Two-Compartment PK Model — Biexponential Profile
C₀ = D/Vc =?mg/L
AUC =?mg·h/L
α (fast) =?h⁻¹
β (slow) =?h⁻¹

Practice Problems

1. A drug gives $C(t) = 12e^{-2.0t} + 4e^{-0.12t}$ mg/L after a 600 mg IV bolus. Identify $\alpha$, $\beta$, $A$, $B$. Compute $V_c$, $V_p$ (using $V_p = k_{12}V_c/k_{21}$), $CL$, and total $V_d = V_c + V_p$.
2. Explain why the α-phase half-life does not represent drug elimination but rather distribution.

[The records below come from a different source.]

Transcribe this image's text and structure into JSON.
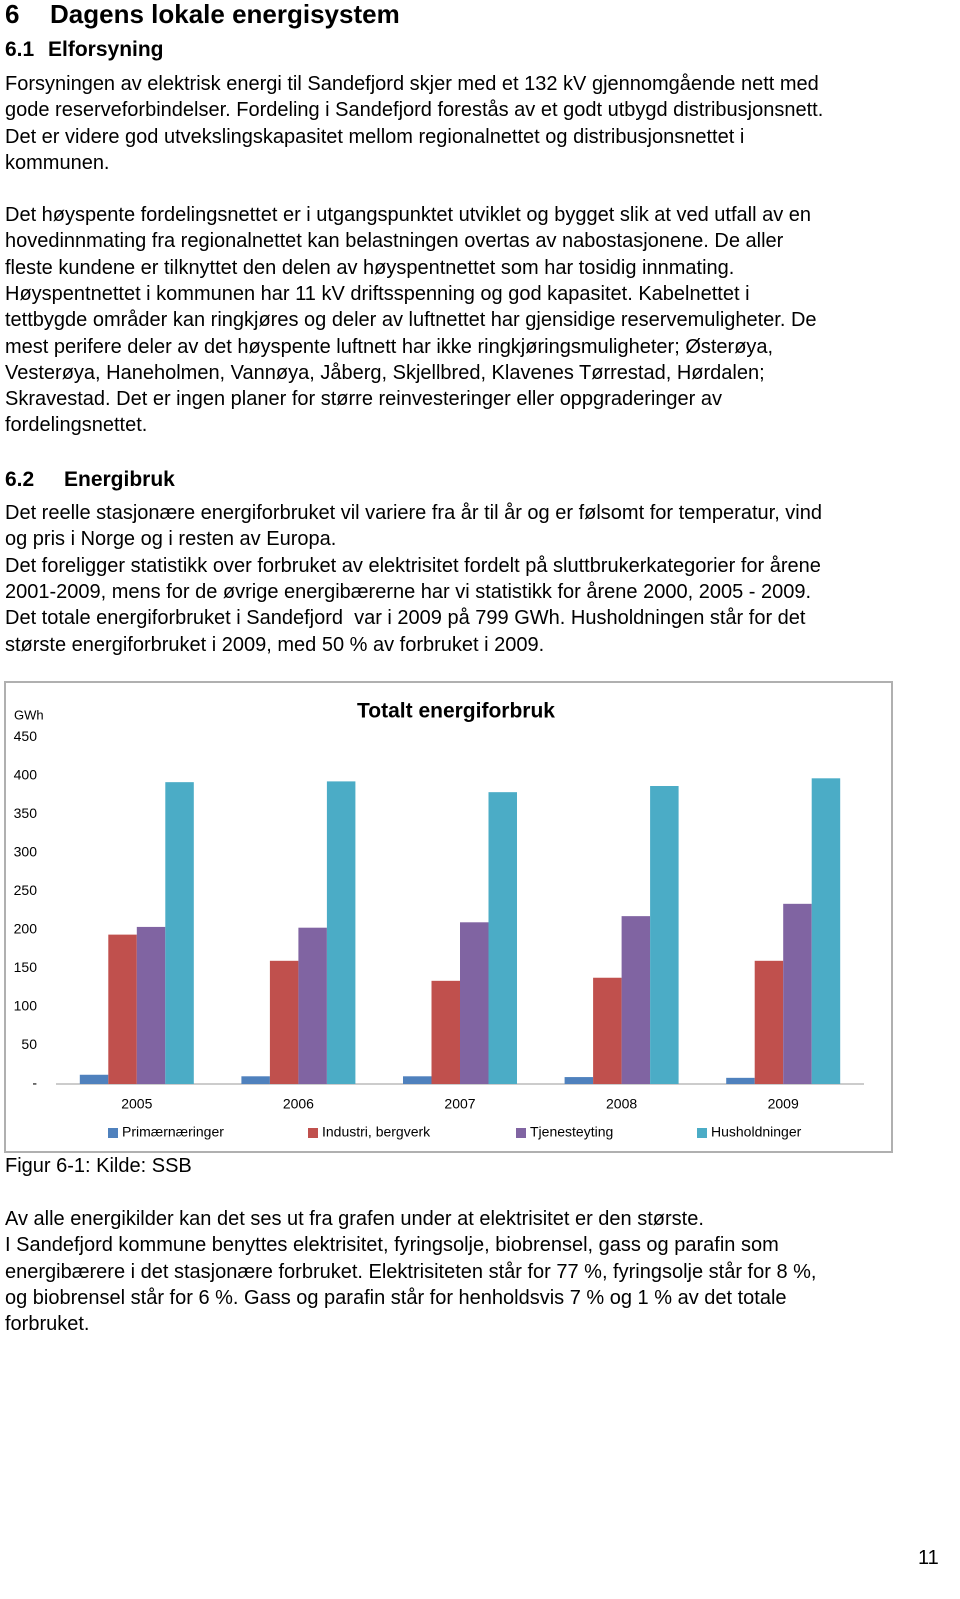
{
  "heading": {
    "number": "6",
    "title": "Dagens lokale energisystem"
  },
  "section_1": {
    "number": "6.1",
    "title": "Elforsyning"
  },
  "paragraphs_1": [
    [
      "Forsyningen av elektrisk energi til Sandefjord skjer med et 132 kV gjennomgående nett med",
      "gode reserveforbindelser. Fordeling i Sandefjord forestås av et godt utbygd distribusjonsnett.",
      "Det er videre god utvekslingskapasitet mellom regionalnettet og distribusjonsnettet i",
      "kommunen."
    ],
    [
      "Det høyspente fordelingsnettet er i utgangspunktet utviklet og bygget slik at ved utfall av en",
      "hovedinnmating fra regionalnettet kan belastningen overtas av nabostasjonene. De aller",
      "fleste kundene er tilknyttet den delen av høyspentnettet som har tosidig innmating.",
      "Høyspentnettet i kommunen har 11 kV driftsspenning og god kapasitet. Kabelnettet i",
      "tettbygde områder kan ringkjøres og deler av luftnettet har gjensidige reservemuligheter. De",
      "mest perifere deler av det høyspente luftnett har ikke ringkjøringsmuligheter; Østerøya,",
      "Vesterøya, Haneholmen, Vannøya, Jåberg, Skjellbred, Klavenes Tørrestad, Hørdalen;",
      "Skravestad. Det er ingen planer for større reinvesteringer eller oppgraderinger av",
      "fordelingsnettet."
    ]
  ],
  "section_2": {
    "number": "6.2",
    "title": "Energibruk"
  },
  "paragraphs_2": [
    [
      "Det reelle stasjonære energiforbruket vil variere fra år til år og er følsomt for temperatur, vind",
      "og pris i Norge og i resten av Europa.",
      "Det foreligger statistikk over forbruket av elektrisitet fordelt på sluttbrukerkategorier for årene",
      "2001-2009, mens for de øvrige energibærerne har vi statistikk for årene 2000, 2005 - 2009.",
      "Det totale energiforbruket i Sandefjord  var i 2009 på 799 GWh. Husholdningen står for det",
      "største energiforbruket i 2009, med 50 % av forbruket i 2009."
    ]
  ],
  "chart_data": {
    "type": "bar",
    "title": "Totalt energiforbruk",
    "y_label": "GWh",
    "categories": [
      "2005",
      "2006",
      "2007",
      "2008",
      "2009"
    ],
    "series": [
      {
        "name": "Primærnæringer",
        "color": "#4f81bd",
        "values": [
          12,
          10,
          10,
          9,
          8
        ]
      },
      {
        "name": "Industri, bergverk",
        "color": "#c0504d",
        "values": [
          194,
          160,
          134,
          138,
          160
        ]
      },
      {
        "name": "Tjenesteyting",
        "color": "#8064a2",
        "values": [
          204,
          203,
          210,
          218,
          234
        ]
      },
      {
        "name": "Husholdninger",
        "color": "#4bacc6",
        "values": [
          392,
          393,
          379,
          387,
          397
        ]
      }
    ],
    "ylim": [
      0,
      450
    ],
    "yticks": [
      {
        "value": 0,
        "label": "-"
      },
      50,
      100,
      150,
      200,
      250,
      300,
      350,
      400,
      450
    ],
    "grid": false,
    "legend": "bottom"
  },
  "caption": "Figur 6-1: Kilde: SSB",
  "paragraphs_3": [
    [
      "Av alle energikilder kan det ses ut fra grafen under at elektrisitet er den største.",
      "I Sandefjord kommune benyttes elektrisitet, fyringsolje, biobrensel, gass og parafin som",
      "energibærere i det stasjonære forbruket. Elektrisiteten står for 77 %, fyringsolje står for 8 %,",
      "og biobrensel står for 6 %. Gass og parafin står for henholdsvis 7 % og 1 % av det totale",
      "forbruket."
    ]
  ],
  "page_number": "11"
}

Sketch $\ln C$ vs $t$ and show how graphical residual subtraction (feathering) can estimate $A$, $B$, $\alpha$, $\beta$ from a log-linear concentration-time plot.
3. A population PK model for gentamicin gives $\theta_{CL} = 0.06 \times CRCL$ (L/h), $\omega_{CL} = 0.35$ (30-50% BSV). A patient has CRCL = 40 mL/min. A trough concentration of 0.8 mg/L (expected 1.0 mg/L) is measured. Describe the Bayesian update and whether the dose should be changed.